IPS-Inter Press Service Deutschland gGmbH
IPS-Tagesdienst vom 7. Dezember 2010

Kamerun: Handys bringen Landfrauen ins Geschäft - Teure Zwischenhändler ausgebremst

Von Ngala Killian Chimtom


Jaunde, 7. Dezember (IPS) - Seitdem Mama Thérèse mit dem Handy umgehen kann, hat sich die Bäuerin aus dem Bezirk Santa in Kameruns westlichem Hochland zu einer cleveren Geschäftsfrau gemausert. Von durchreisenden Zwischenhändlern, die ihr früher ihre Erzeugnisse gegen einen geringen Preis abnahmen, um sie auf den Märkten teuer zu verkaufen, lässt sie sich nicht länger über den Tisch ziehen.

Mama Thérèse informiert sich mit ihrem Mobiltelefon direkt über die aktuellen Marktpreise für einheimische Agrarprodukte, Saatgut und Düngemittel. "Wir Bauern hatten keine Ahnung, was die Käufer auf den weit entfernten Märkten für unsere Kartoffeln und unseren Mais bezahlen müssen", berichtete sie.

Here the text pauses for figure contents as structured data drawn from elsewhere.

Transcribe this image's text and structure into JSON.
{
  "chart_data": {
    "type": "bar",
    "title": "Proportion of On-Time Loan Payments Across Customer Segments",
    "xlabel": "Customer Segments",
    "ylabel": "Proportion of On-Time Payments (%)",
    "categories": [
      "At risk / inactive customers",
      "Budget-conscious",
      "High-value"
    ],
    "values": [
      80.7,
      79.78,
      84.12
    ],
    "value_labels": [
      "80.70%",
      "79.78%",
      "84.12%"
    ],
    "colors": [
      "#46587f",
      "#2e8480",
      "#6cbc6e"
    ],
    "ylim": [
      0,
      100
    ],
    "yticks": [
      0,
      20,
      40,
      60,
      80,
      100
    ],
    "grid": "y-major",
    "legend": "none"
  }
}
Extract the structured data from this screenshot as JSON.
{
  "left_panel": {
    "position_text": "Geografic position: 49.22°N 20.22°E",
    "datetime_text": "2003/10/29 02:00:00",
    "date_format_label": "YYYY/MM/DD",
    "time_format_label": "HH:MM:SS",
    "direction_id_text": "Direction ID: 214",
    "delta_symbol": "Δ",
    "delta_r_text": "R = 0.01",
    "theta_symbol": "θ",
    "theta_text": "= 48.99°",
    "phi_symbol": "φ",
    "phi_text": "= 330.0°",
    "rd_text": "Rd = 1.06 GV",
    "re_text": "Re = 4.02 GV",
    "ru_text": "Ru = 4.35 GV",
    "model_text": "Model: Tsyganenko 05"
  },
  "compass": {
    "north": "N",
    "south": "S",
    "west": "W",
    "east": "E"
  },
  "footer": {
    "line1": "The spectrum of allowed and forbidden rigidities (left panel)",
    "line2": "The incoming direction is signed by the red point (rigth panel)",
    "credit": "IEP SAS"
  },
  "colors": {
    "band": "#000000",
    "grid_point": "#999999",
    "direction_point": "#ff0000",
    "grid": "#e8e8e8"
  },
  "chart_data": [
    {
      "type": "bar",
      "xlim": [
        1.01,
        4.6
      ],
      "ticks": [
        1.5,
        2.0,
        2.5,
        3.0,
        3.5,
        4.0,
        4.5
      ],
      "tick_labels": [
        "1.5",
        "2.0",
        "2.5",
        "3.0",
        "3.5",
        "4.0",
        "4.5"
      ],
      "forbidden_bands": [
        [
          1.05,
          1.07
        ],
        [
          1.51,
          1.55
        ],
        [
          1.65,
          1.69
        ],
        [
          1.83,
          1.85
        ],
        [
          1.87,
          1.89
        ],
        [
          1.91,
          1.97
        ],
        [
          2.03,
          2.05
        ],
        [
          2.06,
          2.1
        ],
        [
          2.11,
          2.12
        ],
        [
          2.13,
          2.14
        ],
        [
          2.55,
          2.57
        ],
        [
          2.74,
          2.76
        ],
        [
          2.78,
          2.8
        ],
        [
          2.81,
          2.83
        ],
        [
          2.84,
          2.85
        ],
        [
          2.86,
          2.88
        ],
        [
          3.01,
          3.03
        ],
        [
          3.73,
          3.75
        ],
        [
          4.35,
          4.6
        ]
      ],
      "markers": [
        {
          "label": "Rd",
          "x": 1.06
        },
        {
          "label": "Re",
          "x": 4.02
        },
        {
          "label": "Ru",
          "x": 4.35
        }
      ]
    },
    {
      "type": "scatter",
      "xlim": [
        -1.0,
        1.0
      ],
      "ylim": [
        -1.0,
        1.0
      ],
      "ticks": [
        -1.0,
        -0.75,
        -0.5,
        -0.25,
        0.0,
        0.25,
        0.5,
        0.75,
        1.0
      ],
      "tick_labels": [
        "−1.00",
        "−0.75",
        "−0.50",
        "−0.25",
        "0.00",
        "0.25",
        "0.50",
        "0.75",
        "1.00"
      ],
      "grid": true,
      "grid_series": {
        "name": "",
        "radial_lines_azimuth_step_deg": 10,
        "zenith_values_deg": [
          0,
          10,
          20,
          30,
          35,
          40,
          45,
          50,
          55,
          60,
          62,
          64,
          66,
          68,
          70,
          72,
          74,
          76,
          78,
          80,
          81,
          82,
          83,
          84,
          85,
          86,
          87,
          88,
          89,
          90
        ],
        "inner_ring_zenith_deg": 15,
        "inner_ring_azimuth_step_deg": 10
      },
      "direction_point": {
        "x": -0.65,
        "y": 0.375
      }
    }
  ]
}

Dieses Informationsdefizit hat Thierry Njepang vorläufig beendet. Der Mitarbeiter der Nichtregierungsorganisation GenARDIS (The Gender, Agriculture and Rural Development in the Information Society) überzeugte Farmerinnen in Santa sowie in Kameruns westlichen Bezirken Bangang, Bafoussam und Kamna, sich an einem Pilotprojekt zu beteiligen. In sechs Monaten sollten die Teilnehmer den Umgang mit dem Handy erlernen, um sich wertvolle Marktinformationen zu verschaffen.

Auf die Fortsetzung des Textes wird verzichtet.